Les projets européens ont un effet multiplicateur sur notre écosystème : ils renforcent les réseaux, développent les compétences, stimulent l’innovation. Ils nous aident à nous positionner en Europe comme un réseau actif, capable de contribuer aux grands thèmes de l’économie sociale. Grâce à ces expériences, nous pouvons apporter de nouvelles compétences en matière de formation dans la région, utiles pour les organisations qui veulent s’essayer à la planification européenne.
Torino Social Impact participe directement à plusieurs projets, conformément à son plan stratégique. Je pense, par exemple, à PROSECO, qui vise à renforcer le rôle des marchés publics dans les politiques publiques et les pratiques commerciales, ou à DO IMPACT, qui soutient les petites et moyennes entreprises et les organisations de l’économie sociale dans l’adoption de solutions numériques et de modèles fondés sur les données.
Notre présence dans de nombreux réseaux et partenariats européens nous permet également de faciliter les connexions entre les partenaires du réseau de Turin et d’autres réalités européennes, ouvrant ainsi de nouvelles opportunités de collaboration et de co-conception.
Quels sont vos projets pour l’avenir ?
Notre objectif est de continuer à renforcer la culture du design européen dans l’écosystème de Turin et d’accroître la capacité concrète des organisations à le faire de manière indépendante.
Le contexte européen est en constante évolution, ce qui nous rappelle combien il est crucial de maintenir le débat vivant, d’investir dans les compétences et de consolider les alliances stratégiques pour donner plus de poids à nos positions.
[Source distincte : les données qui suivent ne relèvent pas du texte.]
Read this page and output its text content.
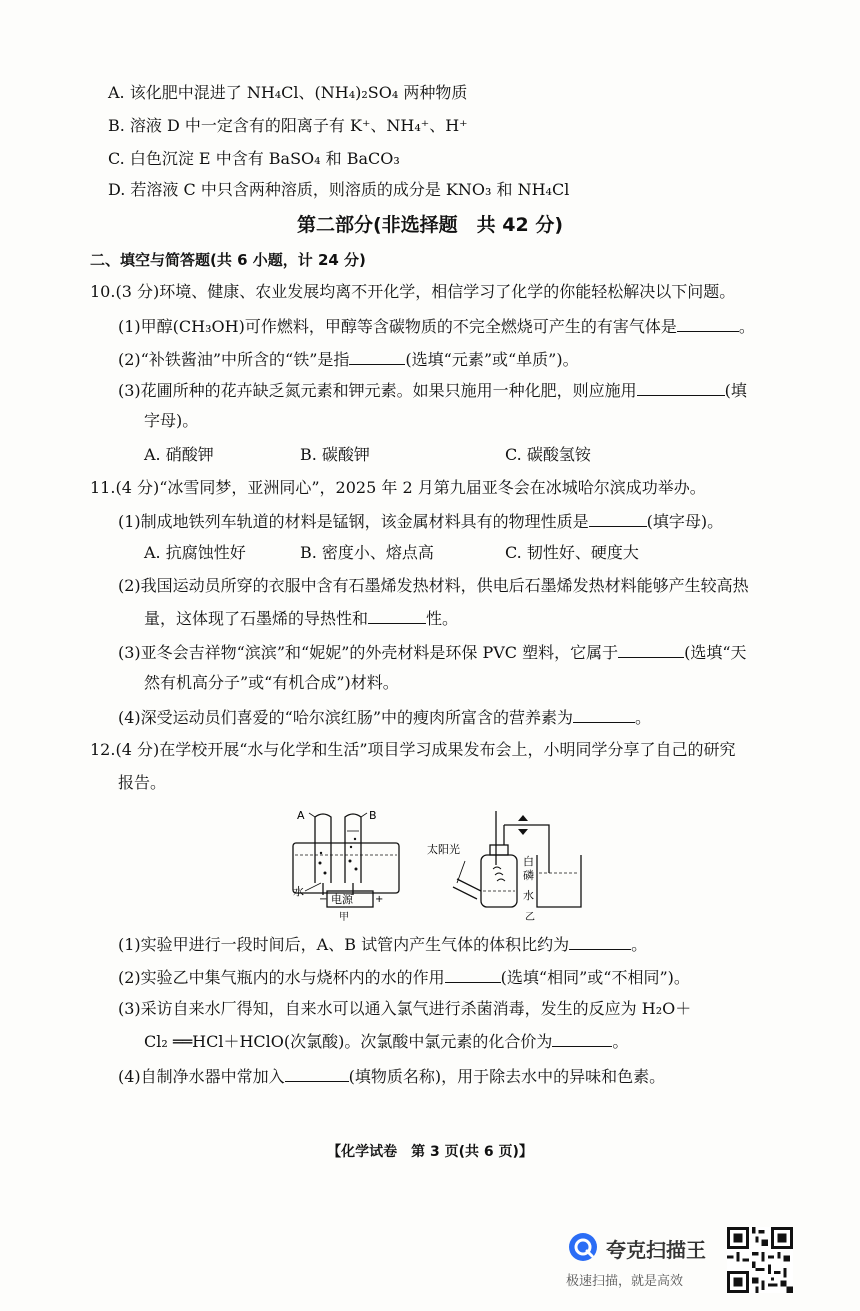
A. 该化肥中混进了 NH₄Cl、(NH₄)₂SO₄ 两种物质
B. 溶液 D 中一定含有的阳离子有 K⁺、NH₄⁺、H⁺
C. 白色沉淀 E 中含有 BaSO₄ 和 BaCO₃
D. 若溶液 C 中只含两种溶质，则溶质的成分是 KNO₃ 和 NH₄Cl
第二部分(非选择题　共 42 分)
二、填空与简答题(共 6 小题，计 24 分)
10.(3 分)环境、健康、农业发展均离不开化学，相信学习了化学的你能轻松解决以下问题。
(1)甲醇(CH₃OH)可作燃料，甲醇等含碳物质的不完全燃烧可产生的有害气体是	。
(2)“补铁酱油”中所含的“铁”是指	(选填“元素”或“单质”)。
(3)花圃所种的花卉缺乏氮元素和钾元素。如果只施用一种化肥，则应施用	(填
字母)。
A. 硝酸钾	B. 碳酸钾	C. 碳酸氢铵
11.(4 分)“冰雪同梦，亚洲同心”，2025 年 2 月第九届亚冬会在冰城哈尔滨成功举办。
(1)制成地铁列车轨道的材料是锰钢，该金属材料具有的物理性质是	(填字母)。
A. 抗腐蚀性好	B. 密度小、熔点高	C. 韧性好、硬度大
(2)我国运动员所穿的衣服中含有石墨烯发热材料，供电后石墨烯发热材料能够产生较高热
量，这体现了石墨烯的导热性和	性。
(3)亚冬会吉祥物“滨滨”和“妮妮”的外壳材料是环保 PVC 塑料，它属于	(选填“天
然有机高分子”或“有机合成”)材料。
(4)深受运动员们喜爱的“哈尔滨红肠”中的瘦肉所富含的营养素为	。
12.(4 分)在学校开展“水与化学和生活”项目学习成果发布会上，小明同学分享了自己的研究
报告。
A	B
水
电源
−	+
甲
太阳光
白
磷
水
乙
(1)实验甲进行一段时间后，A、B 试管内产生气体的体积比约为	。
(2)实验乙中集气瓶内的水与烧杯内的水的作用	(选填“相同”或“不相同”)。
(3)采访自来水厂得知，自来水可以通入氯气进行杀菌消毒，发生的反应为 H₂O＋
Cl₂ ══HCl＋HClO(次氯酸)。次氯酸中氯元素的化合价为	。
(4)自制净水器中常加入	(填物质名称)，用于除去水中的异味和色素。
【化学试卷　第 3 页(共 6 页)】
夸克扫描王
极速扫描，就是高效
Aujourd’hui, les écosystèmes locaux sont un moteur décisif pour soutenir le rôle de l’économie sociale et promouvoir un véritable développement durable, notamment sur le plan social.
Pour le Hub, nous voulons travailler sur deux fronts : d’une part, assurer sa durabilité dans le temps, en le rendant de plus en plus autonome en termes de ressources et de gestion ; d’autre part, continuer à cultiver un écosystème ouvert, collaboratif et innovant, capable de générer de la valeur partagée. Tout cela en accord avec notre ambition plus large : faire de Turin un laboratoire européen de design pour l’économie sociale, un modèle dont d’autres territoires peuvent s’inspirer.